First degree burglary is breaking and entering another's dwelling with the intent to steal or commit a crime of violence. Actual breaking is making or enlarging a hole in a swelling, such as breaking a window or pushing a door open further. Constructive breaking is when force, threat of force, fraud, or trickery is used. Entering means any part of the body or any instrument crossing the secure boundary of a home or building, as long as it is used to commit a felony (i.e. coat hanger used to retrieve goods, but not merely to gain entry). Dwelling refers to realty where people regularly sleep. For example, an unoccupied summer home or an unoccupied apartment between rentals is still dwellings. First degree burglary is a felony that carries up to 20 years in prison.
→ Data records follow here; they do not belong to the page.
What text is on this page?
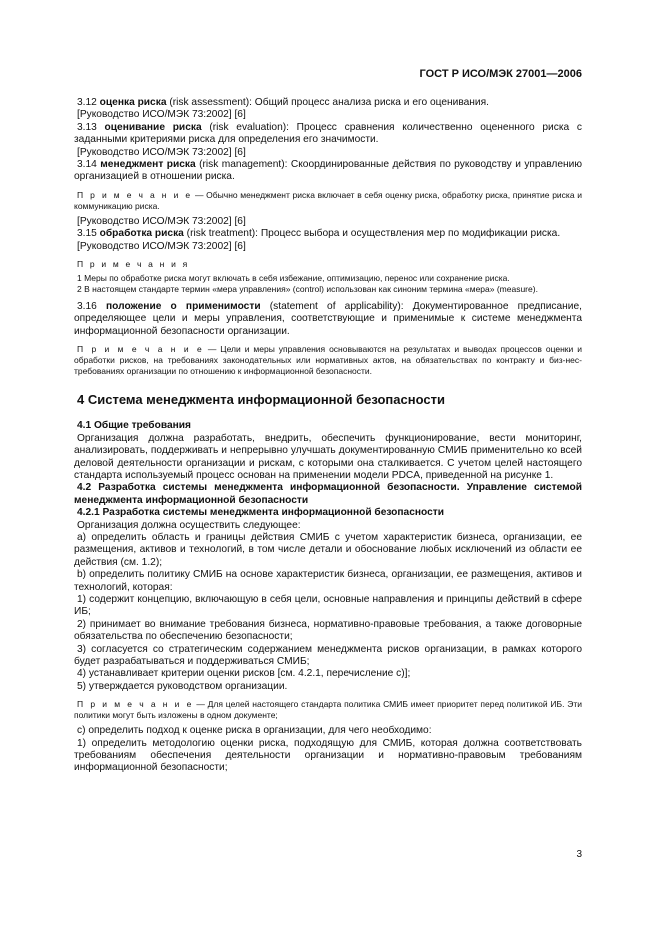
ГОСТ Р ИСО/МЭК 27001—2006

3.12 оценка риска (risk assessment): Общий процесс анализа риска и его оценивания.

[Руководство ИСО/МЭК 73:2002] [6]

3.13 оценивание риска (risk evaluation): Процесс сравнения количественно оцененного риска с заданными критериями риска для определения его значимости.

[Руководство ИСО/МЭК 73:2002] [6]

3.14 менеджмент риска (risk management): Скоординированные действия по руководству и управлению организацией в отношении риска.

П р и м е ч а н и е — Обычно менеджмент риска включает в себя оценку риска, обработку риска, принятие риска и коммуникацию риска.

[Руководство ИСО/МЭК 73:2002] [6]

3.15 обработка риска (risk treatment): Процесс выбора и осуществления мер по модификации риска.

[Руководство ИСО/МЭК 73:2002] [6]

П р и м е ч а н и я

1 Меры по обработке риска могут включать в себя избежание, оптимизацию, перенос или сохранение риска.

2 В настоящем стандарте термин «мера управления» (control) использован как синоним термина «мера» (measure).

3.16 положение о применимости (statement of applicability): Документированное предписание, определяющее цели и меры управления, соответствующие и применимые к системе менеджмента информационной безопасности организации.

П р и м е ч а н и е — Цели и меры управления основываются на результатах и выводах процессов оценки и обработки рисков, на требованиях законодательных или нормативных актов, на обязательствах по контракту и биз-нес-требованиях организации по отношению к информационной безопасности.

4 Система менеджмента информационной безопасности

4.1 Общие требования

Организация должна разработать, внедрить, обеспечить функционирование, вести мониторинг, анализировать, поддерживать и непрерывно улучшать документированную СМИБ применительно ко всей деловой деятельности организации и рискам, с которыми она сталкивается. С учетом целей настоящего стандарта используемый процесс основан на применении модели PDCA, приведенной на рисунке 1.

4.2 Разработка системы менеджмента информационной безопасности. Управление системой менеджмента информационной безопасности

4.2.1 Разработка системы менеджмента информационной безопасности

Организация должна осуществить следующее:

а) определить область и границы действия СМИБ с учетом характеристик бизнеса, организации, ее размещения, активов и технологий, в том числе детали и обоснование любых исключений из области ее действия (см. 1.2);

b) определить политику СМИБ на основе характеристик бизнеса, организации, ее размещения, активов и технологий, которая:

1) содержит концепцию, включающую в себя цели, основные направления и принципы действий в сфере ИБ;

2) принимает во внимание требования бизнеса, нормативно-правовые требования, а также договорные обязательства по обеспечению безопасности;

3) согласуется со стратегическим содержанием менеджмента рисков организации, в рамках которого будет разрабатываться и поддерживаться СМИБ;

4) устанавливает критерии оценки рисков [см. 4.2.1, перечисление c)];

5) утверждается руководством организации.

П р и м е ч а н и е — Для целей настоящего стандарта политика СМИБ имеет приоритет перед политикой ИБ. Эти политики могут быть изложены в одном документе;

c) определить подход к оценке риска в организации, для чего необходимо:

1) определить методологию оценки риска, подходящую для СМИБ, которая должна соответствовать требованиям обеспечения деятельности организации и нормативно-правовым требованиям информационной безопасности;

3
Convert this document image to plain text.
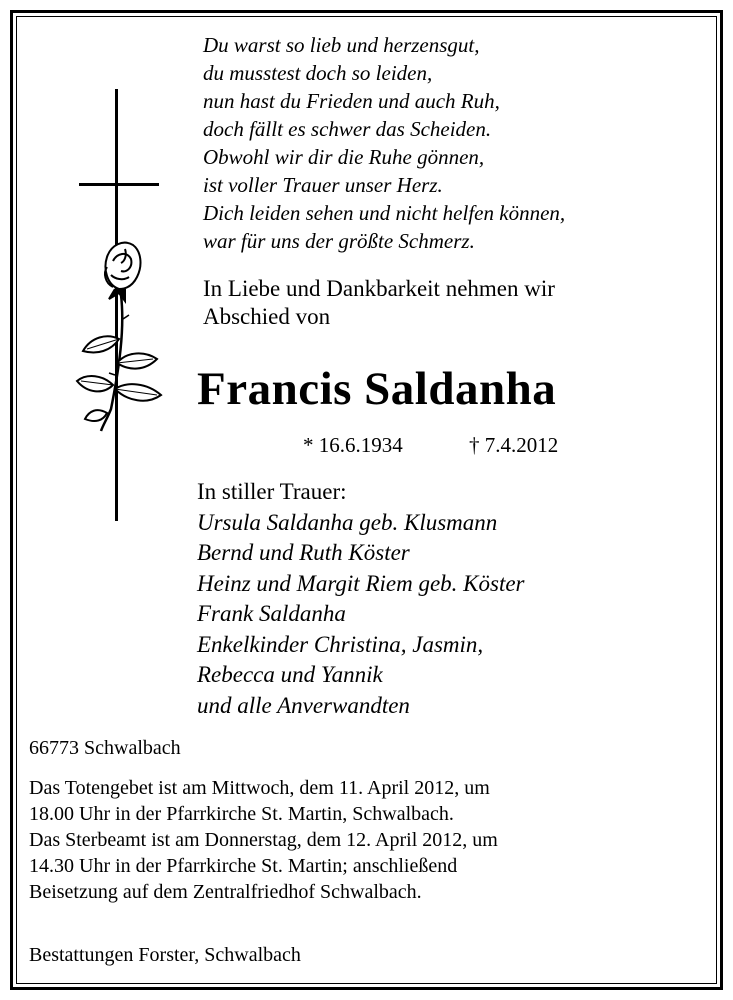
Du warst so lieb und herzensgut,
du musstest doch so leiden,
nun hast du Frieden und auch Ruh,
doch fällt es schwer das Scheiden.
Obwohl wir dir die Ruhe gönnen,
ist voller Trauer unser Herz.
Dich leiden sehen und nicht helfen können,
war für uns der größte Schmerz.
In Liebe und Dankbarkeit nehmen wir
Abschied von
Francis Saldanha
* 16.6.1934	† 7.4.2012
In stiller Trauer:
Ursula Saldanha geb. Klusmann
Bernd und Ruth Köster
Heinz und Margit Riem geb. Köster
Frank Saldanha
Enkelkinder Christina, Jasmin,
Rebecca und Yannik
und alle Anverwandten
66773 Schwalbach
Das Totengebet ist am Mittwoch, dem 11. April 2012, um
18.00 Uhr in der Pfarrkirche St. Martin, Schwalbach.
Das Sterbeamt ist am Donnerstag, dem 12. April 2012, um
14.30 Uhr in der Pfarrkirche St. Martin; anschließend
Beisetzung auf dem Zentralfriedhof Schwalbach.
Bestattungen Forster, Schwalbach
Second degree burglary is breaking and entering another's building or storehouse with the intent to steal or commit a crime of violence or arson. Building includes watercraft, barn, stable, pier, wharf, storeroom, warehouse, public building, trailer, aircraft, vessel, schoolhouse, supermarket, church, but not a vehicle or tent. Second degree burglary is a felony with a 20 year prison sentence maximum.
Third degree burglary is breaking and entering the dwelling of another with the intent of committing any crime. This is also a felony charge with a 10 year prison sentence maximum.
Fourth degree burglary is breaking and entering a dwelling, storehouse, or yard of another with the intent to steal. This statute includes if you are caught in possession of burglar tools and intend to commit burglary. Fourth degree burglary is a misdemeanor and carries up to 3 years in prison.